### DIFFERENTIAL GEOMETRY COURSE

19. DEVELOPMENT

Definition 167 : We call a surface developable if it is a bent of a plane, so if it is isometric to a plane.

Proposition 168 : Any ruled surface whose tangent plane is constant along each rule, is developable.

Proof: Let z(s) be an orthogonal trajectory of the rules, where the parameter s is arc length.
Let v(s) be a unit normal in the direction of the rule, so that y(s,u) = z(s) + u v(s) is a parametrization of the ruled surface.
Because the tangent plane is constant along each rule, so for each s the same plane for all u, the three vectors v ' , z ' and v all are lying in the plane through the origin parallel to the tangent plane.
Since ||v|| = 1, v ' is perpendicular to v, and so is the direction vector z ' of the orthogonal trajectory.
So v ' (s) = λ(s) z ' (s). We can now check by simple calculation that a1 1 = (1+uλ)2, a1 2 = 0, and a2 2 = 1.
Now draw a planar curve x(s) with κ(s) = -λ(s), and let n(s) be the principal normal vector of x(s). According to Frenet we have n ' = -κ x ' = λ x ' .
Check by calculation that y(s,u) → x(s) + u n(s) is an isometry from the ruled surface to the plane wherein x(s) is lying. To do this, you only have to calculate the first fundamental form of this plane with this parametrization.

Explanation 169 : We call the curve x(s) trace curve of z(s). We get it as a trace of z(s) if we draw z(s) with wet ink on the ruled surface and roll the surface over the plane. Since the tangent plane is constant along the rule, this rolling also gives the isometry (development).

Remark 170 : Proposition 168 is convertible.

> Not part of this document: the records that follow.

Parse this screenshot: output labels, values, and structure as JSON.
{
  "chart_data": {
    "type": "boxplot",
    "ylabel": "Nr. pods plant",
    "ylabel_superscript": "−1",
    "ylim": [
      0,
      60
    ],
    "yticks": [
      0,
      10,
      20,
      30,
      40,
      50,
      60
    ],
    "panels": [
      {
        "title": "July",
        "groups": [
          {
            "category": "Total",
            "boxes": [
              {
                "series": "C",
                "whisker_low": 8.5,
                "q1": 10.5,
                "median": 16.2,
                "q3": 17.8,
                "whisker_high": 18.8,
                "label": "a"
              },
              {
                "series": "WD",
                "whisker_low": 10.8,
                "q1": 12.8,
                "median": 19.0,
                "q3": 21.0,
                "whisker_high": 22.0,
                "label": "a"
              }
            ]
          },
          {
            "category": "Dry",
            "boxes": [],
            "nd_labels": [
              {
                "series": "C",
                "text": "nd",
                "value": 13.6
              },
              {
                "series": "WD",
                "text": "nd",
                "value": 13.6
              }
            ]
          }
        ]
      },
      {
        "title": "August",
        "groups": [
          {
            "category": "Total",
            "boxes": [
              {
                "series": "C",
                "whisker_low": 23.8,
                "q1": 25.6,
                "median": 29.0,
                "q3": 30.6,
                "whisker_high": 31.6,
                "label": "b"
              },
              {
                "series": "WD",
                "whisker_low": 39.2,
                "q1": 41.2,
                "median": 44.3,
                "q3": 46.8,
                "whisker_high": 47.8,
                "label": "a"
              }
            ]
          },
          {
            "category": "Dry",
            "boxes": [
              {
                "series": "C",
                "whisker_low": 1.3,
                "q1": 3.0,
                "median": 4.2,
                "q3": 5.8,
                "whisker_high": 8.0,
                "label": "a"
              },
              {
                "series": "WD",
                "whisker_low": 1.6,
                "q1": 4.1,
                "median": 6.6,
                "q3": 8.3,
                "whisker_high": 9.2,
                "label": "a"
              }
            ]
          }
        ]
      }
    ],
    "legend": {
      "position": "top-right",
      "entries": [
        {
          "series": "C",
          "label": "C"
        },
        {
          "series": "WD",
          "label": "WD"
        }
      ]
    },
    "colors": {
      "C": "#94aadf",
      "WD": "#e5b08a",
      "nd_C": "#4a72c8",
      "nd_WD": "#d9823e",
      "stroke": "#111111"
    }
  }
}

Also see 163 and 164.

Problem 171 : Check the following assertions in the context of the proof of 168.
i) For the second fundamental form we find h1 1 = (1+uλ) z ". N , h1 2 = v ' . N = 0, h2 2 = 0 . N = 0.
ii) According to 152, z(s) and the rules are curvature lines.
iii) According to 141, the rules are asymptotic lines. The total curvature is 0 everywhere (see 151). Each point is parabolic (see 134 2) ).